Math Portifolio Matrix binomials Problem Example | Topics and Well Written Essays - 750 words

Portifolio Matrix binomials - Math Problem ExampleBased on these computations, we derive the general expression for AnAn = (2n-1)(an)(X)We must check for the validity of this equation by applying it to solve for A2 with a=3.A2 = 22-1321111 = 18181818 , same as the previous answer.

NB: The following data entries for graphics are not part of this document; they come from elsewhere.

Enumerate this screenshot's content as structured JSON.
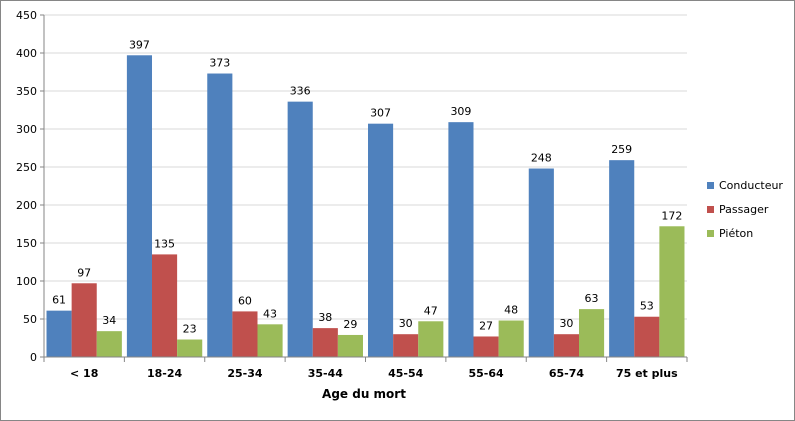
{
  "chart_data": {
    "type": "bar",
    "title": "",
    "xlabel": "Age du mort",
    "ylabel": "",
    "ylim": [
      0,
      450
    ],
    "yticks": [
      0,
      50,
      100,
      150,
      200,
      250,
      300,
      350,
      400,
      450
    ],
    "grid": true,
    "legend_position": "right",
    "categories": [
      "< 18",
      "18-24",
      "25-34",
      "35-44",
      "45-54",
      "55-64",
      "65-74",
      "75 et plus"
    ],
    "series": [
      {
        "name": "Conducteur",
        "color": "#4f81bd",
        "values": [
          61,
          397,
          373,
          336,
          307,
          309,
          248,
          259
        ]
      },
      {
        "name": "Passager",
        "color": "#c0504d",
        "values": [
          97,
          135,
          60,
          38,
          30,
          27,
          30,
          53
        ]
      },
      {
        "name": "Piéton",
        "color": "#9bbb59",
        "values": [
          34,
          23,
          43,
          29,
          47,
          48,
          63,
          172
        ]
      }
    ]
  }
}
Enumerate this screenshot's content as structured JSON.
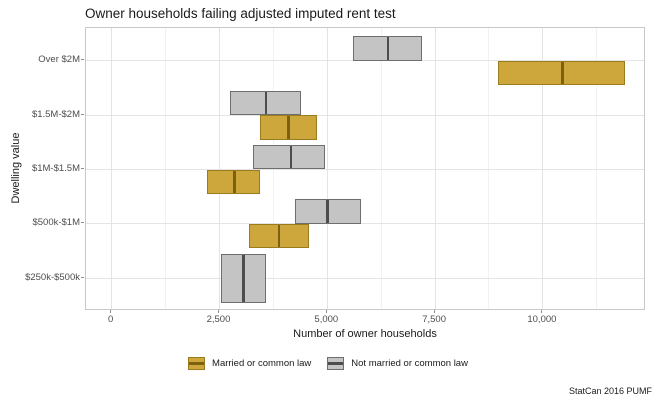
{
  "chart_data": {
    "type": "crossbar",
    "orientation": "horizontal",
    "title": "Owner households failing adjusted imputed rent test",
    "xlabel": "Number of owner households",
    "ylabel": "Dwelling value",
    "caption": "StatCan 2016 PUMF",
    "categories": [
      "Over $2M",
      "$1.5M-$2M",
      "$1M-$1.5M",
      "$500k-$1M",
      "$250k-$500k"
    ],
    "x_axis": {
      "ticks": [
        0,
        2500,
        5000,
        7500,
        10000
      ],
      "tick_labels": [
        "0",
        "2,500",
        "5,000",
        "7,500",
        "10,000"
      ],
      "minor_ticks": [
        1250,
        3750,
        6250,
        8750,
        11250
      ],
      "xlim": [
        -596,
        12391
      ]
    },
    "grid": true,
    "legend_position": "bottom",
    "row_order_top_to_bottom": [
      "Not married or common law",
      "Married or common law"
    ],
    "series": [
      {
        "name": "Married or common law",
        "fill": "#CDA63C",
        "stroke": "#9A7C1E",
        "midline": "#7C6210",
        "values": [
          {
            "min": 8950,
            "mid": 10450,
            "max": 11900
          },
          {
            "min": 3450,
            "mid": 4100,
            "max": 4770
          },
          {
            "min": 2220,
            "mid": 2840,
            "max": 3450
          },
          {
            "min": 3180,
            "mid": 3870,
            "max": 4570
          },
          null
        ]
      },
      {
        "name": "Not married or common law",
        "fill": "#C4C4C4",
        "stroke": "#6E6E6E",
        "midline": "#4D4D4D",
        "values": [
          {
            "min": 5600,
            "mid": 6400,
            "max": 7200
          },
          {
            "min": 2750,
            "mid": 3570,
            "max": 4400
          },
          {
            "min": 3280,
            "mid": 4150,
            "max": 4950
          },
          {
            "min": 4250,
            "mid": 5000,
            "max": 5790
          },
          {
            "min": 2530,
            "mid": 3050,
            "max": 3590
          }
        ]
      }
    ]
  }
}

Hence, the expression is valid. straight, take b=2 B = 2-2-22B2 = 2-2-222-2-22 = 8-8-88B3 = 2-2-222-2-222-2-22 = 8-8-882-2-22= 32-32-3232B4 = 2-2-222-2-222-2-222-2-22 = 128-128-128128Hence, we arrive at the general expression Bn = (2n-1)(bn)(Y). office that the procedure we used is consistent with that used for matrix A, even up to the checking for validity.For the final task, we are given a new matrix M = a+ba-ba-ba+b. We must show that M = A + B andM2 = A2 + B2 using the algebraic method. Again, define A and BA=a1111=aaaa B=b1-1-11=b-b-bbA+B= aaaa+b-b-bb=a+ba-ba-ba+bM= a+ba-ba-ba+bM=A+B equation 1We have proven the first relationship to be true. Now we must proceed to showing M2 = A2 + B2.From equation 1, M = A + B, therefore, by substitution, this is the same as saying M2 = (A + B)2. Previously we have shown that and expression of this form X+Yn= Xn+ Yn. HenceM2=a+ba-ba-ba+ba+ba-ba-ba+bM2=a+ba+ba-ba-ba-ba+ba-ba+ba-ba+ba-ba+ba-ba-ba+ba+bM2=2a2+2b22a2-2b22a2-2b22a2+2b2A2=2a22a22a22a2 and B2=2b2-2b2-2b2-2b2A2+ B2=2a2+2b22a2-2b22a2-2b22a2+2b2M2 = A2 + B2 equation 2Recall that A = aX and B = bY. We instantaneously produce a general statement for Mn in terms of aX and bYMn = An + Bn or by substitution, Mn= (aX)n + (bY)nfurthermore,Mn = anXn + bnYn confirm this equation, we try using a=2, b=3, and n=2A=2222 andB=3-3-33If we use, (A+B)2=5-1-155-1-15=25+1-5-5-5-525+1=26-10-1026Now, using the general statementM2=22X2+ 32Y2=222222222222+232-232-232232=8+188-188-188+18... too given were matrices A and B, defined as aX and bY, respectively. Note that a and b are constants. First, recall that when multiplying constants to any matrix, we simply multiply the constant with both element of the ma trix. To illustrateOnce again, the general expression is shown valid. It is also important to note that this general statement will only yield results for values of n0. Matrices evict not be raised to negative exponents.